The Historic Jamestown site was one of several sites the creative team visited in preparation for the project. They also spent time at Destrehan Plantation in Louisiana and in the Great Dismal Swamp along the Virginia-North Carolina border, where up to 30,000 runaways and Maroons are believed to have sought refuge during a 100-year period before the Civil War.
The result is a tapestry that weaves together dress art, narrative beadwork, photography, singing, drumming, poetry from the imagined point of view of a Maroon, and storytelling about Harrison’s actual family experiences from the theft of her great-great grandfather from near Richmond, Virginia, and his sale to Louisiana planters through four generations of immersion in New Orleans’ Black Masking Indian tradition and present-day identity as a Contemporary Urban Maroon.

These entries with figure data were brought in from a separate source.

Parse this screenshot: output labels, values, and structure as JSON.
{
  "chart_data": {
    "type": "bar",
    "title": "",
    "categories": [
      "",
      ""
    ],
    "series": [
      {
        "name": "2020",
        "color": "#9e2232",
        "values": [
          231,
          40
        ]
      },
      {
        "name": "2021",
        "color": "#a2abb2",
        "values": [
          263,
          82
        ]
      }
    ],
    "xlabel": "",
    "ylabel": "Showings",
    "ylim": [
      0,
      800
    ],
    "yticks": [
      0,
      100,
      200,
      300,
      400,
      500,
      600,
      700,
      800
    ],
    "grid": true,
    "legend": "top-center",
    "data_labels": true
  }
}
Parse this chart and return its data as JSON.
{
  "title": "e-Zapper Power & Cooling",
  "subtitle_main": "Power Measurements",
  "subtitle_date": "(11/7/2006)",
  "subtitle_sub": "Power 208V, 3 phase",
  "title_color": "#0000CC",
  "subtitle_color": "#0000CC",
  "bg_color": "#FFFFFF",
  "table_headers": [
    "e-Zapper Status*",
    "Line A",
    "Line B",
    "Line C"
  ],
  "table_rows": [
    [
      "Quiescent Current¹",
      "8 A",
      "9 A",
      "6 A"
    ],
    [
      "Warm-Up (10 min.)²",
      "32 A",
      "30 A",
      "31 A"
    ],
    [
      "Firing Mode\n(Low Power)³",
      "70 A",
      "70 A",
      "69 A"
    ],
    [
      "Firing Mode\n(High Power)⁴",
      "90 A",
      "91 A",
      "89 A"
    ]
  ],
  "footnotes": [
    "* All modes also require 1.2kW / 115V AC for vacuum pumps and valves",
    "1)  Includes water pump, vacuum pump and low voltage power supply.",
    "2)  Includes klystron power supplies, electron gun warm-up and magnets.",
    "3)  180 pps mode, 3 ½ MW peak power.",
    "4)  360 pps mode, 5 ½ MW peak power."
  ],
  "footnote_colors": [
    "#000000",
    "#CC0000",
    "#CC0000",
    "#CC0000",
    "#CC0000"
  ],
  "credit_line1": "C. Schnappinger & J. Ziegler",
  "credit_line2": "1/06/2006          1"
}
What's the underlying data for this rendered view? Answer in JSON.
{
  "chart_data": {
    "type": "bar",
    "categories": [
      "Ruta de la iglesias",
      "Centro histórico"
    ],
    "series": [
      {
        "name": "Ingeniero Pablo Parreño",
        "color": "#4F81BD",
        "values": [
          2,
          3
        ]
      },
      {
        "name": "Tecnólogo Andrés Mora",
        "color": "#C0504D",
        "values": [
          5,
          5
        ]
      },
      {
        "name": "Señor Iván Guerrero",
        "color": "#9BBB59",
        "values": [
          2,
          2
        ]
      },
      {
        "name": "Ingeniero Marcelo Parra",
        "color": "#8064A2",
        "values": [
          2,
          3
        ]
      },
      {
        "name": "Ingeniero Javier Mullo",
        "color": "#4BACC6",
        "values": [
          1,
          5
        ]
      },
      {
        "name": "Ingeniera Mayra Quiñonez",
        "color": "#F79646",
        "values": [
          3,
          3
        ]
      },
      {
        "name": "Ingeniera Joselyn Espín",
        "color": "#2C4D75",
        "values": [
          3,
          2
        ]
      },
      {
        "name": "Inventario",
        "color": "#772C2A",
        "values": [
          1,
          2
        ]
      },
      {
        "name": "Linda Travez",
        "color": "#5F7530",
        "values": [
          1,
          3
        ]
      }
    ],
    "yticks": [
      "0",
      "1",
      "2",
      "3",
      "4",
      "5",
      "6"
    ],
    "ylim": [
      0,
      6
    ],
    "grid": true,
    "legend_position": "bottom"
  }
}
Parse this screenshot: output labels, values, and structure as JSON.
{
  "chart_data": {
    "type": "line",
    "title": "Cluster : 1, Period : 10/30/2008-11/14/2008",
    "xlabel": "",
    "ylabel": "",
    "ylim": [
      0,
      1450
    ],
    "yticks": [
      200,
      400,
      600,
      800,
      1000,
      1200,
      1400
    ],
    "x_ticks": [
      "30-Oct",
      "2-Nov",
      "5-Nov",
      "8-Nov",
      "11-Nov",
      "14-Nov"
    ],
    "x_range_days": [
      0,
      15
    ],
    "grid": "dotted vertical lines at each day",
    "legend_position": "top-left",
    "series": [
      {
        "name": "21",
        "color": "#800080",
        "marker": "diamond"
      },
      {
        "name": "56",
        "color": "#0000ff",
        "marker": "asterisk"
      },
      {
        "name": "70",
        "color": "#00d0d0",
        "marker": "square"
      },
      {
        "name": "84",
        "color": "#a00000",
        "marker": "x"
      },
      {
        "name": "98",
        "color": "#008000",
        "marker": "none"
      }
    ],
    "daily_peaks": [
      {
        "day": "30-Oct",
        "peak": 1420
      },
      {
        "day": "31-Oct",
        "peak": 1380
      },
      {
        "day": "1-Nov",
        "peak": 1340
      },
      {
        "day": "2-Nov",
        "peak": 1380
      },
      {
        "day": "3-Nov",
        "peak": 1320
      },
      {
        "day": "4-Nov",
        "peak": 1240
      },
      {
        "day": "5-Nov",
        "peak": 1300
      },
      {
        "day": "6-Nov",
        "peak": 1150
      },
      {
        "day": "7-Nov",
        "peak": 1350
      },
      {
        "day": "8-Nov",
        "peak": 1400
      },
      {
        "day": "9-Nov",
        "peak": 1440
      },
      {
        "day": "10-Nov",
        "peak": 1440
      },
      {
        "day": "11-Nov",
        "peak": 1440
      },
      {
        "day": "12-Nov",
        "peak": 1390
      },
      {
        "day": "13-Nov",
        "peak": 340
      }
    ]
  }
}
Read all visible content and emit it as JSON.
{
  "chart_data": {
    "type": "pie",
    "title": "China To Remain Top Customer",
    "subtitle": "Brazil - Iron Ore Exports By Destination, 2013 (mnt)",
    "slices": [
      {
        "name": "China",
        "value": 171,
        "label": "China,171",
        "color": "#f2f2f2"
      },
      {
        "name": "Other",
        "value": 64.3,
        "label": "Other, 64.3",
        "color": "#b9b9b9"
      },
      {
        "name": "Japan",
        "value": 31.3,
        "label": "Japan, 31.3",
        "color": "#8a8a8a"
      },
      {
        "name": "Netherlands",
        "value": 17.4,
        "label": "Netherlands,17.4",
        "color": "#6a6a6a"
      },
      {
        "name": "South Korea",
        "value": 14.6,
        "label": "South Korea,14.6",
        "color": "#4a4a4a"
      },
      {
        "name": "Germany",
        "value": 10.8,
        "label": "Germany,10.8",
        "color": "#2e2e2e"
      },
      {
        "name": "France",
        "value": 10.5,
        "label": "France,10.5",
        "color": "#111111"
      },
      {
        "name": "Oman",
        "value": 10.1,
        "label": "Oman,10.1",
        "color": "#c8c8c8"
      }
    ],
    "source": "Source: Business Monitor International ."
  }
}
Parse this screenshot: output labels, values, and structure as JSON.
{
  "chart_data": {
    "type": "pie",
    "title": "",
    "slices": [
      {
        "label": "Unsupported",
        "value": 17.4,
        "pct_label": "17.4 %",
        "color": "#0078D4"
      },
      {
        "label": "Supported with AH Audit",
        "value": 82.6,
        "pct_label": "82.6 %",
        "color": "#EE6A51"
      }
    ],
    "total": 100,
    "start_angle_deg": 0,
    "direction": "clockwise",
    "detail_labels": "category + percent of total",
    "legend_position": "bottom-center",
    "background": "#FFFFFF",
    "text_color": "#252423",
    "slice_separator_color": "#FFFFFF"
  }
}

This project is made possible, in part, through a grant from the Network of Ensemble Theaters’ Travel & Exchange Network (NET/TEN), supported by lead funding from The Andrew W. Mellon Foundation. Additional support is provided by Ashé Cultural Arts Center, Positive Vibrations Foundation, Arts Council of New Orleans and the New Orleans Jazz & Heritage Festival Foundation.